Bei Männern kommt es vor, dass durch die Erkrankung nicht genügend Spermien vorhanden sind. Dann kann auch Gewebe aus dem Hoden entnommen und eingefroren werden, erklärt Freund. Darin sind Spermien enthalten, die dann später für eine künstliche Befruchtung verwendet werden können.

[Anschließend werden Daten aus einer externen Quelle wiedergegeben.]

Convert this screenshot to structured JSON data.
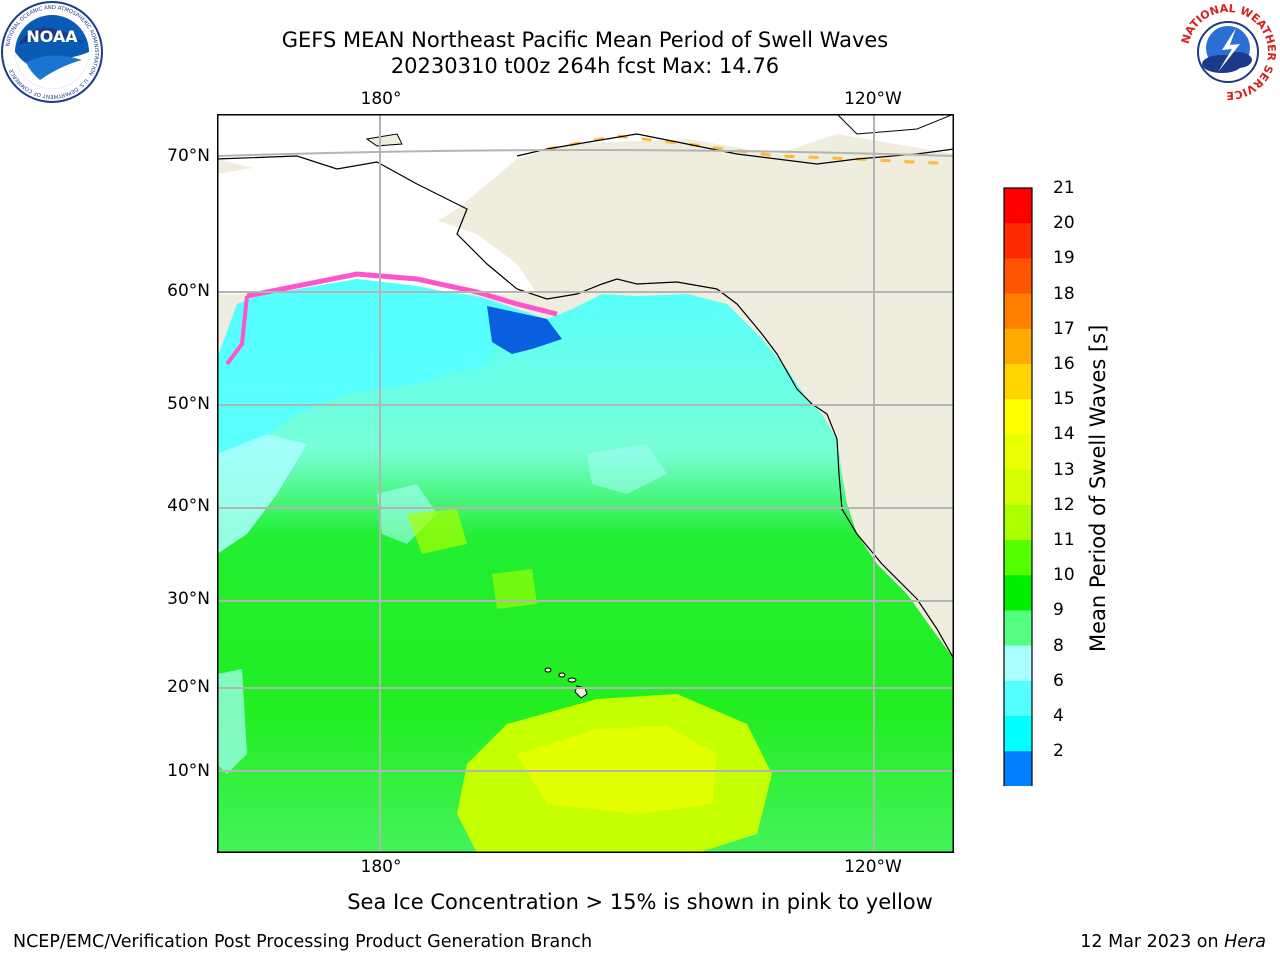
{
  "title": {
    "line1": "GEFS MEAN Northeast Pacific Mean Period of Swell Waves",
    "line2": "20230310 t00z 264h fcst   Max: 14.76"
  },
  "map": {
    "lon_labels_top": [
      "180°",
      "120°W"
    ],
    "lon_labels_bottom": [
      "180°",
      "120°W"
    ],
    "lat_labels": [
      "70°N",
      "60°N",
      "50°N",
      "40°N",
      "30°N",
      "20°N",
      "10°N"
    ],
    "colors": {
      "land": "#efedde",
      "frame": "#000000",
      "grid": "#b4b4b4"
    }
  },
  "colorbar": {
    "title": "Mean Period of Swell Waves [s]",
    "ticks": [
      "21",
      "20",
      "19",
      "18",
      "17",
      "16",
      "15",
      "14",
      "13",
      "12",
      "11",
      "10",
      "9",
      "8",
      "6",
      "4",
      "2"
    ],
    "colors": [
      "#ff0000",
      "#ff2b00",
      "#ff5500",
      "#ff7f00",
      "#ffaa00",
      "#ffd400",
      "#ffff00",
      "#eaff00",
      "#d4ff00",
      "#aaff00",
      "#55ff00",
      "#00ee00",
      "#55ff7f",
      "#aaffff",
      "#55ffff",
      "#00ffff",
      "#0080ff"
    ],
    "under_color": "#0000ff"
  },
  "footer": {
    "note": "Sea Ice Concentration > 15% is shown in pink to yellow",
    "left": "NCEP/EMC/Verification Post Processing Product Generation Branch",
    "right_prefix": "12 Mar 2023 on ",
    "right_host": "Hera"
  },
  "logos": {
    "noaa": {
      "text": "NOAA",
      "ring_text": "NATIONAL OCEANIC AND ATMOSPHERIC ADMINISTRATION · U.S. DEPARTMENT OF COMMERCE"
    },
    "nws": {
      "ring_text": "NATIONAL WEATHER SERVICE"
    }
  }
}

3. Eierstöcke „deaktivieren“

Hierbei handelt es sich um eine Hormonbehandlung, die die Eierstöcke in eine Art Winterschlaf versetzt. Die Idee ist, dass sie dadurch während einer Chemotherapie weniger massiv angegriffen werden, erklärt Thaler. Diese Behandlung kann auch mit anderen Maßnahmen, etwa mit dem Einfrieren von Eizellen, kombiniert werden. Die Kosten liegen monatlich bei etwa 180 Euro.

4. Eierstöcke verlegen

Wenn der Tumor sich im Bereich des Beckens befindet und bestrahlt werden muss, ist es möglich, die Eierstöcke im Bauchraum an eine Stelle zu verlegen, wo sie den Strahlen weniger ausgesetzt sind. Das Verfahren kann ihre Funktion allerdings beeinträchtigen. Findet die Verlegung im Rahmen eines notwendigen Eingriffs wegen der Krebserkrankung statt, übernehmen die gesetzlichen Krankenkassen die Kosten in der Regel.